Granted, she will not be two blocks away, as was the case with the theatrical couple’s current townhouse on Charles Street, but the Village is the
Village, even if the address has “East” in it.
Yesterday, The Observer reported that a mysterious buyer, the Heirloom Trust, had purchased a grand 25-foot-wide, 165-year-old Greek Revival-style townhouse at 20 East 10th Street for $18.995 million. This was a year after the trust had passed on a home two doors down, the Pen and Brush studios at 16 East 10th Street. Patrick Gavin, the Douglas Elliman broker who still has that listing, declined to reveal the buyer’s true identity, though he did note that the trust had walked because the home could not be delivered vacant at the time–a number of artists at the Pen and Brush had been fighting to save their studios.
They are gone now, as the listing loudly declares, which is rather ironic–had the trust held tight, it would have been able to move into a gold coast home by now, and The Observer might not have stumbled onto its identity. According to a source, Ms. Parker and Mr. Broderick were the ones prepared to buy the Pen and Brush. This person did not know if they had instead settled for the spread two doors down, but considering Ms. Parker’s business manager, Frank Selvaggi, is listed on the deed for 20 East 10th Street, well, The Observer is willing to wager our Sex in the City complete series box set that the stars did.
Mr. Selvaggi did not return requests for comment, but here is a YouTube video of the pair hammming it up at last fall’s Empire State Pride gala.
The home was sold by Malaysian media mogul Cliff Ng and former model Farrah Summerford, who bought the townhouse in 2000 for $5.03 million, according to city records. Only the fourth buyers in the home’s history, they gave it a serious makeover, according to Corcoran broke Eileen Roberts‘ listing: “The current residents converted the property back to a single-family home in 2000-2001 and continue to meticulously maintain and update it. The design and usage of every inch of this 6800+’ space was thought out in advance, and no expense was spared in the extraordinary renovation.”

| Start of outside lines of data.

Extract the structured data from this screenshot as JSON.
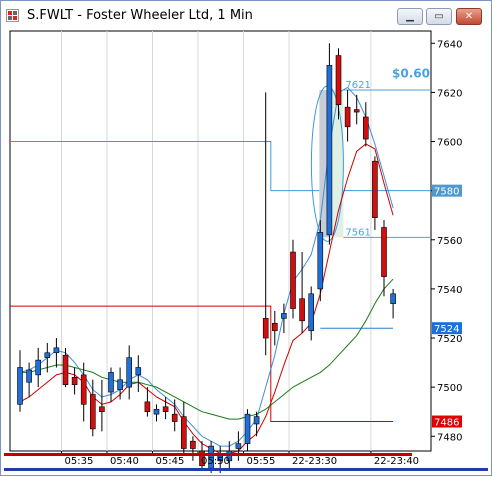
{
  "window": {
    "title": "S.FWLT - Foster Wheeler Ltd, 1 Min",
    "minimize_icon": "minimize-icon",
    "restore_icon": "restore-icon",
    "close_icon": "close-icon"
  },
  "chart_data": {
    "type": "candlestick",
    "symbol": "S.FWLT",
    "interval": "1 Min",
    "y_ticks": [
      "7640",
      "7620",
      "7600",
      "7580",
      "7560",
      "7540",
      "7520",
      "7500",
      "7480"
    ],
    "ylim": [
      7474,
      7645
    ],
    "x_ticks": [
      "05:35",
      "05:40",
      "05:45",
      "05:50",
      "05:55",
      "22-23:30",
      "22-23:40"
    ],
    "price_markers": [
      {
        "label": "7580",
        "value": 7580,
        "color": "#4e9ad0"
      },
      {
        "label": "7524",
        "value": 7524,
        "color": "#1e6fd9"
      },
      {
        "label": "7486",
        "value": 7486,
        "color": "#e00000"
      }
    ],
    "annotations": [
      {
        "text": "$0.60",
        "color": "#4aa3e0"
      },
      {
        "text": "7621",
        "value": 7621,
        "color": "#4aa3e0"
      },
      {
        "text": "7561",
        "value": 7561,
        "color": "#4aa3e0"
      }
    ],
    "candles": [
      {
        "o": 7493,
        "h": 7515,
        "l": 7490,
        "c": 7508,
        "dir": "up"
      },
      {
        "o": 7502,
        "h": 7510,
        "l": 7496,
        "c": 7507,
        "dir": "up"
      },
      {
        "o": 7505,
        "h": 7516,
        "l": 7500,
        "c": 7511,
        "dir": "up"
      },
      {
        "o": 7512,
        "h": 7518,
        "l": 7506,
        "c": 7514,
        "dir": "up"
      },
      {
        "o": 7514,
        "h": 7520,
        "l": 7508,
        "c": 7516,
        "dir": "up"
      },
      {
        "o": 7513,
        "h": 7516,
        "l": 7500,
        "c": 7501,
        "dir": "down"
      },
      {
        "o": 7504,
        "h": 7508,
        "l": 7497,
        "c": 7501,
        "dir": "down"
      },
      {
        "o": 7505,
        "h": 7510,
        "l": 7486,
        "c": 7493,
        "dir": "down"
      },
      {
        "o": 7497,
        "h": 7503,
        "l": 7480,
        "c": 7483,
        "dir": "down"
      },
      {
        "o": 7492,
        "h": 7503,
        "l": 7482,
        "c": 7490,
        "dir": "down"
      },
      {
        "o": 7498,
        "h": 7508,
        "l": 7494,
        "c": 7506,
        "dir": "up"
      },
      {
        "o": 7499,
        "h": 7508,
        "l": 7495,
        "c": 7503,
        "dir": "up"
      },
      {
        "o": 7500,
        "h": 7517,
        "l": 7495,
        "c": 7512,
        "dir": "up"
      },
      {
        "o": 7505,
        "h": 7513,
        "l": 7498,
        "c": 7508,
        "dir": "up"
      },
      {
        "o": 7494,
        "h": 7500,
        "l": 7488,
        "c": 7490,
        "dir": "down"
      },
      {
        "o": 7489,
        "h": 7493,
        "l": 7486,
        "c": 7491,
        "dir": "up"
      },
      {
        "o": 7492,
        "h": 7496,
        "l": 7487,
        "c": 7490,
        "dir": "down"
      },
      {
        "o": 7489,
        "h": 7495,
        "l": 7482,
        "c": 7486,
        "dir": "down"
      },
      {
        "o": 7488,
        "h": 7494,
        "l": 7473,
        "c": 7475,
        "dir": "down"
      },
      {
        "o": 7478,
        "h": 7480,
        "l": 7470,
        "c": 7475,
        "dir": "down"
      },
      {
        "o": 7474,
        "h": 7478,
        "l": 7466,
        "c": 7468,
        "dir": "down"
      },
      {
        "o": 7467,
        "h": 7478,
        "l": 7462,
        "c": 7476,
        "dir": "up"
      },
      {
        "o": 7470,
        "h": 7476,
        "l": 7464,
        "c": 7472,
        "dir": "up"
      },
      {
        "o": 7470,
        "h": 7478,
        "l": 7466,
        "c": 7474,
        "dir": "up"
      },
      {
        "o": 7475,
        "h": 7482,
        "l": 7470,
        "c": 7477,
        "dir": "up"
      },
      {
        "o": 7477,
        "h": 7491,
        "l": 7474,
        "c": 7489,
        "dir": "up"
      },
      {
        "o": 7485,
        "h": 7490,
        "l": 7480,
        "c": 7488,
        "dir": "up"
      },
      {
        "o": 7520,
        "h": 7620,
        "l": 7513,
        "c": 7528,
        "dir": "down"
      },
      {
        "o": 7523,
        "h": 7531,
        "l": 7517,
        "c": 7526,
        "dir": "down"
      },
      {
        "o": 7528,
        "h": 7534,
        "l": 7522,
        "c": 7530,
        "dir": "up"
      },
      {
        "o": 7532,
        "h": 7560,
        "l": 7528,
        "c": 7555,
        "dir": "down"
      },
      {
        "o": 7536,
        "h": 7555,
        "l": 7522,
        "c": 7527,
        "dir": "down"
      },
      {
        "o": 7523,
        "h": 7541,
        "l": 7519,
        "c": 7538,
        "dir": "up"
      },
      {
        "o": 7540,
        "h": 7568,
        "l": 7535,
        "c": 7563,
        "dir": "up"
      },
      {
        "o": 7562,
        "h": 7640,
        "l": 7558,
        "c": 7631,
        "dir": "up"
      },
      {
        "o": 7635,
        "h": 7638,
        "l": 7609,
        "c": 7615,
        "dir": "down"
      },
      {
        "o": 7614,
        "h": 7621,
        "l": 7600,
        "c": 7606,
        "dir": "down"
      },
      {
        "o": 7612,
        "h": 7619,
        "l": 7607,
        "c": 7613,
        "dir": "down"
      },
      {
        "o": 7610,
        "h": 7616,
        "l": 7598,
        "c": 7601,
        "dir": "down"
      },
      {
        "o": 7592,
        "h": 7594,
        "l": 7564,
        "c": 7569,
        "dir": "down"
      },
      {
        "o": 7565,
        "h": 7568,
        "l": 7537,
        "c": 7545,
        "dir": "down"
      },
      {
        "o": 7534,
        "h": 7540,
        "l": 7528,
        "c": 7538,
        "dir": "up"
      }
    ],
    "indicators": [
      {
        "name": "",
        "color": "#d00000",
        "values": [
          7494,
          7496,
          7499,
          7502,
          7505,
          7506,
          7505,
          7502,
          7496,
          7493,
          7494,
          7497,
          7501,
          7502,
          7499,
          7496,
          7494,
          7492,
          7486,
          7481,
          7477,
          7475,
          7473,
          7473,
          7474,
          7478,
          7481,
          7488,
          7498,
          7509,
          7519,
          7522,
          7526,
          7538,
          7555,
          7572,
          7585,
          7596,
          7599,
          7597,
          7583,
          7570
        ]
      },
      {
        "name": "",
        "color": "#3d8fd6",
        "values": [
          7506,
          7507,
          7509,
          7512,
          7515,
          7514,
          7510,
          7505,
          7499,
          7496,
          7497,
          7499,
          7503,
          7505,
          7503,
          7499,
          7496,
          7493,
          7488,
          7484,
          7480,
          7478,
          7476,
          7476,
          7478,
          7482,
          7487,
          7500,
          7513,
          7530,
          7543,
          7548,
          7554,
          7568,
          7598,
          7620,
          7622,
          7618,
          7610,
          7599,
          7586,
          7573
        ]
      },
      {
        "name": "",
        "color": "#1a7a1a",
        "values": [
          7506,
          7506,
          7507,
          7508,
          7509,
          7509,
          7508,
          7507,
          7506,
          7504,
          7503,
          7502,
          7502,
          7502,
          7501,
          7500,
          7498,
          7496,
          7494,
          7492,
          7490,
          7489,
          7488,
          7487,
          7487,
          7488,
          7489,
          7491,
          7494,
          7497,
          7500,
          7502,
          7504,
          7506,
          7509,
          7513,
          7517,
          7521,
          7527,
          7534,
          7540,
          7544
        ]
      }
    ]
  }
}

Among the new features that should come in handy for the celebrity buyers is “a Siedle Video Intercom System with 5 security cameras with on demand call-up and 24 hour time lapse recording which stores data for up to a month and/or it can burn the information on a disc. This monitoring system allows computer access from anywhere in the world.”
This would also help explain why Ms. Parker is still so worried about whether or not there is a full-service hospital in the neighborhood.